Cortex A9 L1d cache profiling

Hi, I am trying to profile L1d cache utilisation on a Cortex A9 device (Zynq7020)

To do so, I am using the Performance Monitoring Unit, specifically these two counters (ARMv7 Technical Reference Manual, C12.8):

  • 0x03, Level 1 data cache refill  (CACHEREFILL)
  • 0x04, Level 1 data cache access  (CACHEACCESS)

To get the miss rate from that, I calculate:

100*CACHEREFILL/CACHEACCESS

As also mentioned in the Xilinx document "ug1145, ch: PS profile counters"

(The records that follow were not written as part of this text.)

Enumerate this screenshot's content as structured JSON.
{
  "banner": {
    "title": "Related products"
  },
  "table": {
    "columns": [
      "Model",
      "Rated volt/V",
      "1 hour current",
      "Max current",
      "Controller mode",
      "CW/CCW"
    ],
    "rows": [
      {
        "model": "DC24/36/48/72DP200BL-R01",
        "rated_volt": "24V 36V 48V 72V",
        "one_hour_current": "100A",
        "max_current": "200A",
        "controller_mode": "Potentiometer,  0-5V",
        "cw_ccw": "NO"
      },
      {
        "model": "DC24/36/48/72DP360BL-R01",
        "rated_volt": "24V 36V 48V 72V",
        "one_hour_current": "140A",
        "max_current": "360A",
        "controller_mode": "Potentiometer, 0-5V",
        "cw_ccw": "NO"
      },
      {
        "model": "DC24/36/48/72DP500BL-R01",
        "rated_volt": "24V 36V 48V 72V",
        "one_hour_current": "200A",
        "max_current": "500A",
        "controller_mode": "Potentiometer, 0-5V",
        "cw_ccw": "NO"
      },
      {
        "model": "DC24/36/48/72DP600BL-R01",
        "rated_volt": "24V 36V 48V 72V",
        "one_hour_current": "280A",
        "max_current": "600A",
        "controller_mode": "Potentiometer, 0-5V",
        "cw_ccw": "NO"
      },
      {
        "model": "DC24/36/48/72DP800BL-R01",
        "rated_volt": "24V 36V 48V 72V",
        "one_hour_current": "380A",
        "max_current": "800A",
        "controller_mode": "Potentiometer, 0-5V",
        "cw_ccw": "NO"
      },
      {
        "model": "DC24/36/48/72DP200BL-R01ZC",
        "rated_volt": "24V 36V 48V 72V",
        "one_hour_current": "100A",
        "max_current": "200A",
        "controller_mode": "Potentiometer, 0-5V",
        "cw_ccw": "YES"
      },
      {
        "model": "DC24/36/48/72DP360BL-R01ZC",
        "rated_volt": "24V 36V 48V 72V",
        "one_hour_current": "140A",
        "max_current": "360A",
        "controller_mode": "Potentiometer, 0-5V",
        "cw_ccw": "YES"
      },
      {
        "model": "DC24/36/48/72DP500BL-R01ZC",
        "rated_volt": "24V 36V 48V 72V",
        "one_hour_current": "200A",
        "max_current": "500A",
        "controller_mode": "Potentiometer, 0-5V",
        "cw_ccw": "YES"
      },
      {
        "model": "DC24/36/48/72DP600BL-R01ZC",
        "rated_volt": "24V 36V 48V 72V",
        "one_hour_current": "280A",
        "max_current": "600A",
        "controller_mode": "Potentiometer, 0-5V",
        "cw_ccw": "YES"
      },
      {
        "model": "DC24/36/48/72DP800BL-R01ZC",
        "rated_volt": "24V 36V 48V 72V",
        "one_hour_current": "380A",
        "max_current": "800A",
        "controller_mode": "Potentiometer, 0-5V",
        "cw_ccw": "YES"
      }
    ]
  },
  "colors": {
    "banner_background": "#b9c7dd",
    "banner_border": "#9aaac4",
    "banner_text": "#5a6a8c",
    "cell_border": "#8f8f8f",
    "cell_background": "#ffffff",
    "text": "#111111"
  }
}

Finally, I disable compiler optimisations and iterate through a growing array like so :

#define NMAX 1000000

volatile uint8_t A[NMAX]

for(int n=20; n<NMAX; n++) {
  Xil_DCacheInvalidate();

  startEventMonitoring();
  volatile int result = 0;
  for(int i=0; i<n; i++) {
    result += A[i];
  }
  readEventMonitoring();
}

..But the numbers for cache miss rate do not make sense :)

When for example n=990000, the array is larger than the L1d cache (32kB) but the reported miss rate is 0.3% (?)

In that case CACHEACCESS is 9971321 and CACHEREFILL is 31190

I have checked that the cache is indeed invalidated by the Xilinx BSP, that the PMU counters are indeed 0 in the beginning of each iteration, that nothing is optimised away etc

What am I not understanding correctly?

Thank you,
Alex